Welcome to the fascinating world of data analysis with Pandas! In this lesson, we'll explore one of the most powerful and widely used Python libraries for data manipulation – Pandas. As we explore its capabilities, you'll discover how Pandas facilitates efficient handling, cleaning, and analysis of structured data. This skill set is essential for extracting valuable insights and patterns from your datasets.

## Objectives

By the end of this lesson, you will be able to:

- Understand the role of Pandas in data analysis and manipulation.

## Import libraries

In [None]:
import csv
# for operating system functionalities
import os
# for numerical operations
import numpy as np
# for tabular data analysis
import pandas as pd

## Exploring Python Libraries: Our Gateway to Versatility

Python, a language celebrated for its simplicity and versatility, comes alive through its extensive ecosystem of libraries. While base Python provides fundamental functionality for various tasks, the real magic happens when we tap into the vast collection of open-source libraries crafted by the vibrant Python community.

In data science, Python shines as a preferred language due to its rich ecosystem. The thriving scientific community has bestowed upon us a treasure trove of specialized packages tailored for advanced data manipulation, analysis, and visualization. These libraries serve as invaluable tools, empowering users to tackle complex tasks with efficiency and ease.

Whether you're opening a JSON file, exploring machine learning algorithms, or creating stunning visualizations, Python libraries offer a streamlined path. These libraries, developed and maintained by dedicated volunteers and professionals, epitomize the collaborative spirit of the Python community. As we embark on our data analysis journey, we'll harness the power of these libraries to elevate our Python experience, unlocking new realms of possibilities in the world of data science. Get ready to discover the artistry of Python libraries – your gateway to unparalleled versatility and efficiency.


## Pandas: Your Data's Best Friend

![pandas](https://drive.google.com/uc?export=view&id=1a53XdfP_lQiNO5BxiAC76CHCJJ59y3iw)

Pandas, an essential Python library, is your trusted companion in the world of data manipulation and analysis.

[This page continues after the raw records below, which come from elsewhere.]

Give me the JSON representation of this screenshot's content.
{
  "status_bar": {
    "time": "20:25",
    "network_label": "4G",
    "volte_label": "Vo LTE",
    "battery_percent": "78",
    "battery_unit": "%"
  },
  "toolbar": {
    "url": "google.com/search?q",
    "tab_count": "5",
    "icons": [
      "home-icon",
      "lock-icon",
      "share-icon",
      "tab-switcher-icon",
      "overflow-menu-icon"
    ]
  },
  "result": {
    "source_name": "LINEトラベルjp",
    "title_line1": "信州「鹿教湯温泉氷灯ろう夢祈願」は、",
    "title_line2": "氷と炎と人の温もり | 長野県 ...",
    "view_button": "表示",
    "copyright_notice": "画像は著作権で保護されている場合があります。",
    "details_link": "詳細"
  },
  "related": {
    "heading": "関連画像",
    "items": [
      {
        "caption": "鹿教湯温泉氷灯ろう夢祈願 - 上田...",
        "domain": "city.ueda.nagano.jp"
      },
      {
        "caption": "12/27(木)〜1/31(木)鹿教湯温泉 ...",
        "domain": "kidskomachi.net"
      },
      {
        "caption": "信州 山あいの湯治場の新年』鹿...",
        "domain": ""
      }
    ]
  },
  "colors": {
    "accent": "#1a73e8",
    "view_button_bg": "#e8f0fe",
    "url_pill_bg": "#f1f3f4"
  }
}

Imagine it as the superhero cape for your datasets, enabling you to effortlessly handle, analyze, and visualize information. With Pandas, tasks that seem daunting become a breeze.

This library introduces two fundamental data structures: **Series** and **DataFrame**. A Series is like a **single-column table**, while a DataFrame is your **go-to multi-dimensional table**, akin to a spreadsheet. Armed with these structures, you can filter, sort, and transform your data with simplicity and finesse.

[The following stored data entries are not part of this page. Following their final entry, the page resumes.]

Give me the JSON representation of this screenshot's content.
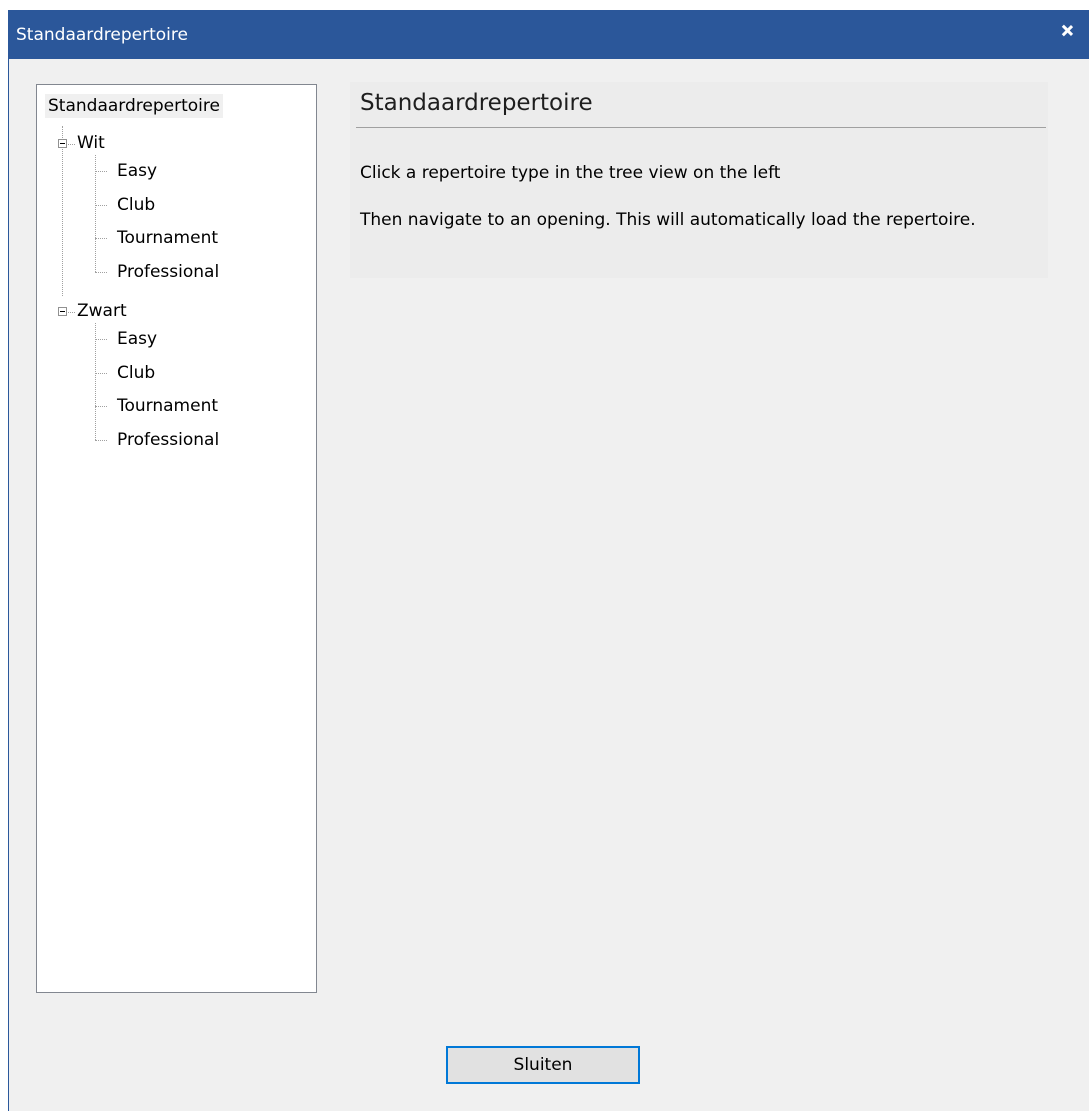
{
  "window": {
    "title": "Standaardrepertoire"
  },
  "tree": {
    "root": "Standaardrepertoire",
    "groups": [
      {
        "label": "Wit",
        "expanded": true,
        "items": [
          "Easy",
          "Club",
          "Tournament",
          "Professional"
        ]
      },
      {
        "label": "Zwart",
        "expanded": true,
        "items": [
          "Easy",
          "Club",
          "Tournament",
          "Professional"
        ]
      }
    ]
  },
  "content": {
    "heading": "Standaardrepertoire",
    "line1": "Click a repertoire type in the tree view on the left",
    "line2": "Then navigate to an opening. This will automatically load the repertoire."
  },
  "buttons": {
    "close_label": "Sluiten"
  },
  "colors": {
    "titlebar": "#2b579a",
    "button_border": "#0078d7",
    "dialog_bg": "#f0f0f0"
  }
}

Get ready to dive into the Pandas world where data manipulation becomes a joy. It's a must-have in your toolkit as you venture into the captivating realm of data science. For detailed guidance, explore the official [Pandas documentation](https://pandas.pydata.org/pandas-docs/stable/). Let's unleash the power of Pandas and elevate our data game!


### Why Pandas?

Pandas stands as a cornerstone in the field of data science, providing a user-friendly toolkit for Python that streamlines the manipulation of structured data. Its versatility extends from data cleaning to exploration and analysis, making it an indispensable tool for data scientists, analysts, and researchers.

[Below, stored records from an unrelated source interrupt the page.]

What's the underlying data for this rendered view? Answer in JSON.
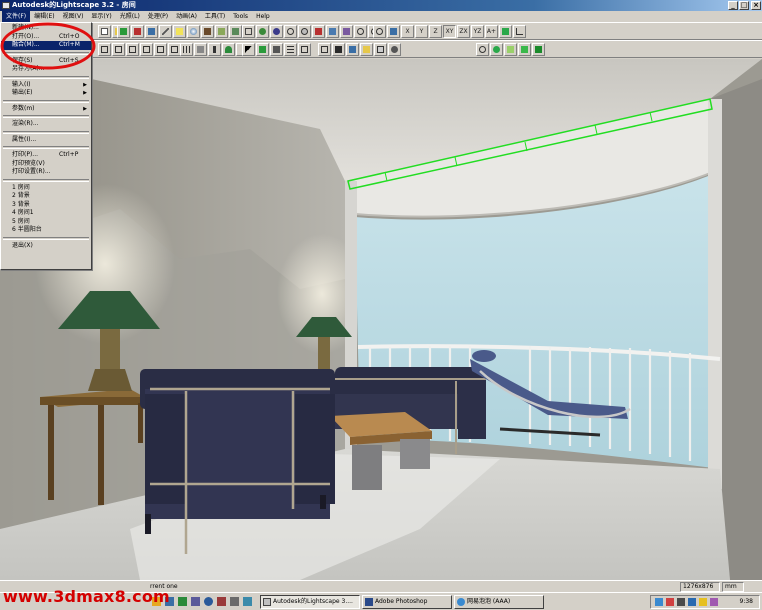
{
  "window": {
    "title": "Autodesk的Lightscape 3.2 - 房间",
    "min_label": "_",
    "max_label": "□",
    "close_label": "×"
  },
  "menubar": [
    "文件(F)",
    "编辑(E)",
    "视图(V)",
    "显示(Y)",
    "光照(L)",
    "处理(P)",
    "动画(A)",
    "工具(T)",
    "Tools",
    "Help"
  ],
  "file_menu": {
    "items": [
      {
        "label": "新建(N)...",
        "shortcut": ""
      },
      {
        "label": "打开(O)...",
        "shortcut": "Ctrl+O"
      },
      {
        "label": "融合(M)...",
        "shortcut": "Ctrl+M"
      },
      {
        "label": "保存(S)",
        "shortcut": "Ctrl+S"
      },
      {
        "label": "另存为(A)...",
        "shortcut": ""
      },
      {
        "label": "输入(I)",
        "shortcut": ""
      },
      {
        "label": "输出(E)",
        "shortcut": ""
      },
      {
        "label": "参数(m)",
        "shortcut": ""
      },
      {
        "label": "渲染(R)...",
        "shortcut": ""
      },
      {
        "label": "属性(I)...",
        "shortcut": ""
      },
      {
        "label": "打印(P)...",
        "shortcut": "Ctrl+P"
      },
      {
        "label": "打印预览(V)",
        "shortcut": ""
      },
      {
        "label": "打印设置(R)...",
        "shortcut": ""
      },
      {
        "label": "1 房间",
        "shortcut": ""
      },
      {
        "label": "2 背景",
        "shortcut": ""
      },
      {
        "label": "3 背景",
        "shortcut": ""
      },
      {
        "label": "4 房间1",
        "shortcut": ""
      },
      {
        "label": "5 房间",
        "shortcut": ""
      },
      {
        "label": "6 半圆阳台",
        "shortcut": ""
      },
      {
        "label": "退出(X)",
        "shortcut": ""
      }
    ],
    "highlighted_item": "融合(M)..."
  },
  "toolbar": {
    "view_buttons": [
      "X",
      "Y",
      "Z",
      "XY",
      "ZX",
      "YZ",
      "A+"
    ]
  },
  "status": {
    "text": "rrent one",
    "resolution": "1276x876",
    "unit": "mm"
  },
  "taskbar": {
    "tasks": [
      {
        "label": "Autodesk的Lightscape 3....",
        "active": true
      },
      {
        "label": "Adobe Photoshop",
        "active": false
      },
      {
        "label": "网易泡泡 (AAA)",
        "active": false
      }
    ],
    "clock": "9:38"
  },
  "watermark": "www.3dmax8.com",
  "colors": {
    "titlebar": "#0a246a",
    "selection_outline": "#22dd22",
    "annotation": "#e01010",
    "watermark": "#d40000"
  }
}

Throughout this lesson, you'll witness firsthand how Pandas simplifies tasks such as cleaning and preprocessing data, enabling you to focus on the core aspects of your analysis. Whether you're dealing with spreadsheets, CSV files, databases, or any other structured data source, Pandas empowers you to navigate and extract meaningful information seamlessly.

Get ready to enhance your data manipulation skills and unlock the potential of your datasets with Pandas! Let's embark on this exciting journey into the world of data analysis.

## From `csv.DictReader` to DataFrames

Moving from `csv.DictReader` to Pandas, the spotlight is on the remarkable DataFrame feature within the Pandas library. The DataFrame, akin to a tabular representation of data, brings a new level of flexibility by integrating an index. This means you can effortlessly select and manipulate data using rows or columns, making your data-handling tasks smoother.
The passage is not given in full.